Pediatric Neurologist and Movement Disorders Specialist, Kennedy Krieger Institute, 
Medical Director, Phelps Center for Cerebral Palsy

Dr. Heather Riordan is the medical director of the Phelps Center for Cerebral Palsy and Neurodevelopmental Medicine at Kennedy Krieger Institute and is an assistant professor of pediatric neurology at The Johns Hopkins Hospital. Her clinical interests include the diagnosis of neurogenetic disorders and treatment of spasticity and complex movement disorders, including dystonia and chorea. Dr. Riordan has expertise in botulinum toxin injection, baclofen pump management and deep brain stimulator management. Her hope is to help her patients more fully participate in the things that make them happy.

Michael Kruer, MD

Pediatric Neurologist and Geneticist, Director of the Cerebral Palsy Movement Disorders Program at Phoenix Children's Hospital

Pediatric Rehabilitation Medicine Physician, Gillette Children's

Dr. Michael Kruer is a leading pediatric movement disorders neurologist, developmental pediatrician and molecular geneticist. He is an Associate Professor of Child Health, Genetics, Neurology and Cellular & Molecular Medicine at the University of Arizona College of Medicine in Phoenix. Dr. Kruer also serves as director of the Cerebral Palsy & Pediatric Movement Disorders Program at Phoenix Children’s Hospital.
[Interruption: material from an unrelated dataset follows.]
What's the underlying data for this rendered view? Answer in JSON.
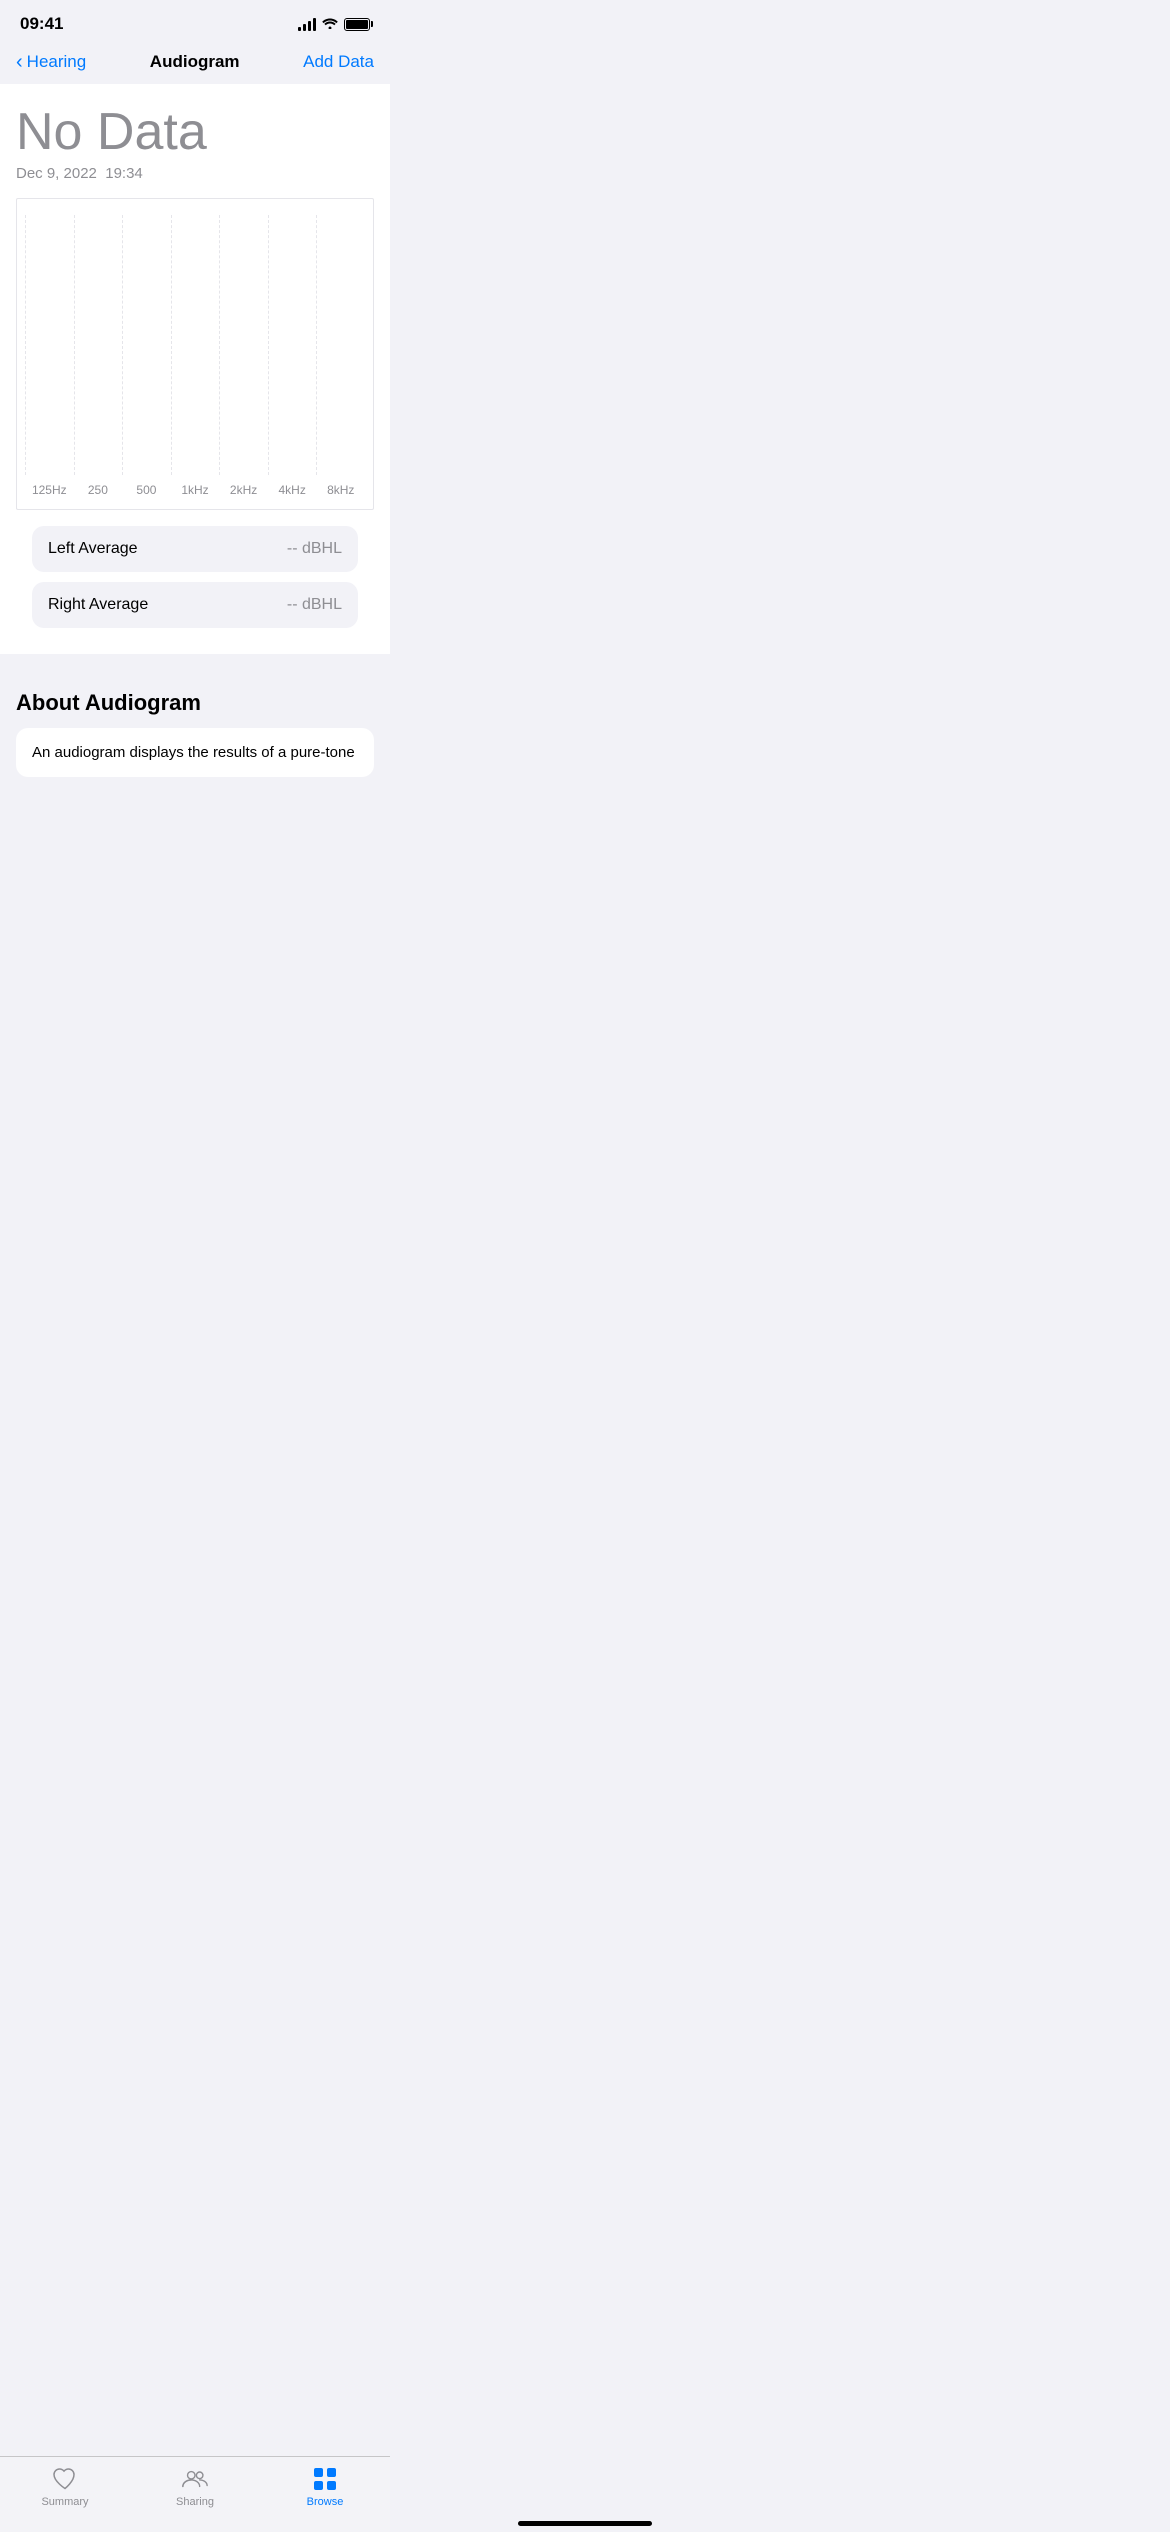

There's been some nice research recently that has shown that for those people who have spasticity, many of them, well over 50, 60% also have co-occurring dystonia or other dyskinetic symptoms as part of their presentation. So while we will define people being primarily spastic or primarily dyskinetic, it's really not this nice dichotomy. This has important implications when we're thinking about helping people understand what's going on with their body, but also how we think about potential treatments and medications that might be useful for them.